Die anlasslose Massenüberwachung durch den deutschen Bundesnachrichtendienst (BND) im Ausland verstößt in ihrer jetzigen Ausgestaltung gegen Grundrechte. Das deutsche Bundesverfassungsgericht hat am Dienstag einer Verfassungsbeschwerde gegen das Ende 2016 reformierte BND-Gesetz stattgegeben. Es muss bis spätestens Ende 2021 überarbeitet werden.

Die Verfassungsrichter hoben aber zugleich hervor, dass die gesetzlichen Grundlagen verfassungskonform gestaltet werden können.

Zusammenarbeit mit dem Heeresnachrichtenamt

Aktivitäten im Ausland, auch in Österreich, brachten den BND in den vergangenen Jahren immer wieder international in die Schlagzeilen und ins Kreuzfeuer der Kritik. 2015 wurde bekannt, dass der Bundesnachrichtendienst "befreundete Länder" aus aller Welt gezielt ausspioniert haben soll. 2018 enthüllten der STANDARD und das "Profil", dass der BND zwischen 1999 und 2006 systematisch die Telekommunikation zentraler Einrichtungen in Österreich überwacht hat. Die österreichischen Behörden haben mittlerweile die Ermittlungen auf Eis gelegt. Ein Grund für die Zurückhaltung: Österreichische Behörden wie das Heeresnachrichtenamt arbeiten seit Jahrzehnten eng mit dem BND zusammen.

Klage

Gegen das 2017 in Kraft getretene BND-Gesetz hatten vor allem mehrere ausländische Journalisten geklagt, die im Ausland über Menschenrechtsverletzungen oder autoritär regierte Staaten berichten. Beteiligt waren an der Klage auch die Organisation Reporter ohne Grenzen und die Gesellschaft für Freiheitsrechte. Die Verfassungsbeschwerden richteten sich gegen die gesetzlichen Regelungen, die dem Geheimdienst die Überwachung der Telekommunikation etwa im E-Mail-Verkehr von Ausländern im Ausland ermöglichen. Es ging in dem Verfahren dagegen nicht um Kommunikation, an der Deutsche beteiligt sind.

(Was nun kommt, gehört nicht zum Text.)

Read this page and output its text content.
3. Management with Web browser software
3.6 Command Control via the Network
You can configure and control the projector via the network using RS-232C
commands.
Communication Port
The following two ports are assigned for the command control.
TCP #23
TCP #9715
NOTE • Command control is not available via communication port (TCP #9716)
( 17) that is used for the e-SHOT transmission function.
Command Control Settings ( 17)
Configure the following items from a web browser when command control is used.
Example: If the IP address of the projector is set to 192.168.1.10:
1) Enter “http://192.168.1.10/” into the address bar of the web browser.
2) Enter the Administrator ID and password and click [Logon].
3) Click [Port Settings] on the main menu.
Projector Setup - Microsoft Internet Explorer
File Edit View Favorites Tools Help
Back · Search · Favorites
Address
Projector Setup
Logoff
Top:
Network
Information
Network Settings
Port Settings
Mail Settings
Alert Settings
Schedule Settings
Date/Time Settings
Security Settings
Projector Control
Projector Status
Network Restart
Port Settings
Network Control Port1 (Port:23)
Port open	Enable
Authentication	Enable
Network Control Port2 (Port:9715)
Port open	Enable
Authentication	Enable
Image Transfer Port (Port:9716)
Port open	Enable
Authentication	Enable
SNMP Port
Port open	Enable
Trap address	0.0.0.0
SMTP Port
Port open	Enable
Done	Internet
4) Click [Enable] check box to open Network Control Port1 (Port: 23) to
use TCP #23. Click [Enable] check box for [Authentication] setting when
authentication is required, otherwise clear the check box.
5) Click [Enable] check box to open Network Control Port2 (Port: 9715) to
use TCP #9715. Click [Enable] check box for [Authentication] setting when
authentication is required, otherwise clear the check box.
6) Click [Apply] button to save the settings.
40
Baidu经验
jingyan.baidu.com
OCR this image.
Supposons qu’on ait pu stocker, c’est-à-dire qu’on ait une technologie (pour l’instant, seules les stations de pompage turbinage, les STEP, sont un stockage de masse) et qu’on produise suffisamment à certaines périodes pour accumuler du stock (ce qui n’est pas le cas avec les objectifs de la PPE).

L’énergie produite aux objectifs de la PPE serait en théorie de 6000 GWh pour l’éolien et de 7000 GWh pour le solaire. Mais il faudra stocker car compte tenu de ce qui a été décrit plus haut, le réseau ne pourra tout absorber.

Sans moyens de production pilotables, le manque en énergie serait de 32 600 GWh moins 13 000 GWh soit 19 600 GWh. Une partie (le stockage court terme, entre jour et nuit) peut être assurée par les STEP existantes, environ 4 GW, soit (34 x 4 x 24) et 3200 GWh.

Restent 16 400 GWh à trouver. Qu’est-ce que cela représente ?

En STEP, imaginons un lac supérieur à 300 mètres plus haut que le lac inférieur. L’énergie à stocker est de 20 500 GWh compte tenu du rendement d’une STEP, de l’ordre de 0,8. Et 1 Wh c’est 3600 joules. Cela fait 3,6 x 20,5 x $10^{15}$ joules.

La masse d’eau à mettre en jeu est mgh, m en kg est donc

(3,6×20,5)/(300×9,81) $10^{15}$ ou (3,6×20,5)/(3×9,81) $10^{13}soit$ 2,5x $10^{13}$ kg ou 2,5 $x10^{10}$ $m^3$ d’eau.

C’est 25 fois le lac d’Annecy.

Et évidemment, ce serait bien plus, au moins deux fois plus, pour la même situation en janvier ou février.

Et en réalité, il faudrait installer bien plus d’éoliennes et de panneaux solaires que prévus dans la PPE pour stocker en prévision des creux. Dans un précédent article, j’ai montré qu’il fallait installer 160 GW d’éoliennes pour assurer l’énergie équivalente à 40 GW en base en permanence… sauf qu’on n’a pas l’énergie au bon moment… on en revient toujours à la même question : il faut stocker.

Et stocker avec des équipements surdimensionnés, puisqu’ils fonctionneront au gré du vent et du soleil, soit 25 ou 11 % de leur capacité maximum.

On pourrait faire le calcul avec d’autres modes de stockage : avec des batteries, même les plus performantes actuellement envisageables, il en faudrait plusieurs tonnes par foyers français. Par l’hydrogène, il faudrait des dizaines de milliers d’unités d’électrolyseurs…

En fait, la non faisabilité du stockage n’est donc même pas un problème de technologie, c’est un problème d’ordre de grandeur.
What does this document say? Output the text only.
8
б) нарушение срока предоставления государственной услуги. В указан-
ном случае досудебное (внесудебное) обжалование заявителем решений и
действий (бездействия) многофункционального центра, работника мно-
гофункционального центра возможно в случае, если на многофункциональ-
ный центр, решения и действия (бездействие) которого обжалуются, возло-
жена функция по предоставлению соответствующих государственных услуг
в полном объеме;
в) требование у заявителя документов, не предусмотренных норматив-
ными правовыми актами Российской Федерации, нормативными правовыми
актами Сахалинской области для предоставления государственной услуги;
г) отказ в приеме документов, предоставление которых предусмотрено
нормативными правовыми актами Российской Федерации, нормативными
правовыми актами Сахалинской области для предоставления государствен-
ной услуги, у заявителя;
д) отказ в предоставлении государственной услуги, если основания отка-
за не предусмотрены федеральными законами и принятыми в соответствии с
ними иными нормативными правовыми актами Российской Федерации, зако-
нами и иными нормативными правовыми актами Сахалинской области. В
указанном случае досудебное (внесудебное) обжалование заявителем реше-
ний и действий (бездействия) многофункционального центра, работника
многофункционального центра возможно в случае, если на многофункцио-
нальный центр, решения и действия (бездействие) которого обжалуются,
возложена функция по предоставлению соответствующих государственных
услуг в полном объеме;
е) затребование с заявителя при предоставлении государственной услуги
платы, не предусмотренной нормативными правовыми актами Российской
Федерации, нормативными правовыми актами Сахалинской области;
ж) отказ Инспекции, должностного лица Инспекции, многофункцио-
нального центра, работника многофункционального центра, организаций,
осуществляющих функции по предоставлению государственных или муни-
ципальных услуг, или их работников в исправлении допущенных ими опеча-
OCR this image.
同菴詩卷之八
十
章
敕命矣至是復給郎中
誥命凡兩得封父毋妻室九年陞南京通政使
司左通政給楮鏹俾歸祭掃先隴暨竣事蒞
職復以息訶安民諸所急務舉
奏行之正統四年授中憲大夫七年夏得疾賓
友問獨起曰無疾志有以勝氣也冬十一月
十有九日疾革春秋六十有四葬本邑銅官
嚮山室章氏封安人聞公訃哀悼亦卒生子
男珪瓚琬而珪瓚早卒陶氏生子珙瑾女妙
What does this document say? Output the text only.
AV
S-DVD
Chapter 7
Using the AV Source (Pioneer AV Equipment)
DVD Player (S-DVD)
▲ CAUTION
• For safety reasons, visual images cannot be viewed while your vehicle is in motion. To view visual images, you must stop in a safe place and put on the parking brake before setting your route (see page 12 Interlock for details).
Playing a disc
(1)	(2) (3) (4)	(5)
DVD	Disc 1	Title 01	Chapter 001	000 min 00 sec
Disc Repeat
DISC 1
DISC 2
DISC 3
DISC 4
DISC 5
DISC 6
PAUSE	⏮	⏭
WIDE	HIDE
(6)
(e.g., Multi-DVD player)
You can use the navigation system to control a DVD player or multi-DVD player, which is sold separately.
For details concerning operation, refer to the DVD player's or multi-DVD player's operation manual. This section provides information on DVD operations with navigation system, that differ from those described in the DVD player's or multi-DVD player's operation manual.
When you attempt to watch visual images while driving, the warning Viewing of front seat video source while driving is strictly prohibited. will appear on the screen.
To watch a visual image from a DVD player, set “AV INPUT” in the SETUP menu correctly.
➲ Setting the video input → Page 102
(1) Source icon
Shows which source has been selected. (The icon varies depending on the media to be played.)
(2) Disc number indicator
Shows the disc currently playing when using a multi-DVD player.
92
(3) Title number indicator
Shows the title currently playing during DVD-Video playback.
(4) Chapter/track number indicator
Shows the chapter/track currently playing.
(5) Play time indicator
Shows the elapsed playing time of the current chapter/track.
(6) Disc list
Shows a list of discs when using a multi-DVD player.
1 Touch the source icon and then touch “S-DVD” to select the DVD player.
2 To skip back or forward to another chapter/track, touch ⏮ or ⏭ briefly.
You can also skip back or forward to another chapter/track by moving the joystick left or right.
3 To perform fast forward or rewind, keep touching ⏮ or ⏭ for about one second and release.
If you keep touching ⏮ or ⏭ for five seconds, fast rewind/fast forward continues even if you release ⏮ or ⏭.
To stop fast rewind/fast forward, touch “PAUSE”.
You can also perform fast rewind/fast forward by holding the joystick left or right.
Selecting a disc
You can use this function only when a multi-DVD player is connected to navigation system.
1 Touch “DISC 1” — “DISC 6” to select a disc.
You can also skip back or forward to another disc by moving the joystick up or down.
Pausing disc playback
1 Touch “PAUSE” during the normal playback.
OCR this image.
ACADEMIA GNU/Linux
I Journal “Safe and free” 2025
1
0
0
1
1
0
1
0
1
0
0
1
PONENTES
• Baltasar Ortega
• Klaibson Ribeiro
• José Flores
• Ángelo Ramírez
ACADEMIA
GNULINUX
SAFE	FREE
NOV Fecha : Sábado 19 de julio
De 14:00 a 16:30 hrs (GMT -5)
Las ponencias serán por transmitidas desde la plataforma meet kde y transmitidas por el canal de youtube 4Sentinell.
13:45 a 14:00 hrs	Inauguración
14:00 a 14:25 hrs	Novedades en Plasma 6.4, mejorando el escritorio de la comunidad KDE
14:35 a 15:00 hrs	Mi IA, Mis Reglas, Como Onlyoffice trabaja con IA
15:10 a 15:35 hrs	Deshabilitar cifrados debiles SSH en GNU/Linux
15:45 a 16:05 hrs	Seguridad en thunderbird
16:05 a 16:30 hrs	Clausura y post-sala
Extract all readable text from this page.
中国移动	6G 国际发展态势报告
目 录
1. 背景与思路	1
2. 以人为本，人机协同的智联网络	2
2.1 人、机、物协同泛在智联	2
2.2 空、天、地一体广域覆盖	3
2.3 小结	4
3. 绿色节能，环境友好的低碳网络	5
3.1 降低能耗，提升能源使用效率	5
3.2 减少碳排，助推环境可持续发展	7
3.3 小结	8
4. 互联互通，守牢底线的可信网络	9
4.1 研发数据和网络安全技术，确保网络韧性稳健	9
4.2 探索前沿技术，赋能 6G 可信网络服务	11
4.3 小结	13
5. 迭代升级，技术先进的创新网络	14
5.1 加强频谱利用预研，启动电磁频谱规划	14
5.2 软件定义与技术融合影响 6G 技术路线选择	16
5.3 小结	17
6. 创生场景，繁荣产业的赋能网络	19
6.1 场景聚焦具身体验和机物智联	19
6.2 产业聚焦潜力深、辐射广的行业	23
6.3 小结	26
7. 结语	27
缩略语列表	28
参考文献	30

Das Verfassungsgericht machte in seinem Urteil erstmals unmissverständlich klar, dass die Bindung der deutschen Staatsgewalt an die Grundrechte nicht auf Deutschland beschränkt sei. Der Schutz des Telekommunikationsgeheimnisses und der Pressefreiheit erstrecke sich auch auf Ausländer im Ausland.

Kein Übergriff

"In einer solchen Wirkung der Grundrechte auch im Ausland liegt kein Übergriff in fremde Rechtsordnungen, weil es nur um die Frage der grundrechtlichen Bindung der deutschen Staatsgewalt, nicht um diejenige einer ausländischen Staatsgewalt geht", sagte der Senatsvorsitzende Stephan Harbarth. Diese Bindung verhindere, "dass der Grundrechtsschutz in einer internationalisierten Welt hinter dem Handlungsradius der deutschen Staatsgewalt zurückbleibt oder sogar unterlaufen werden kann".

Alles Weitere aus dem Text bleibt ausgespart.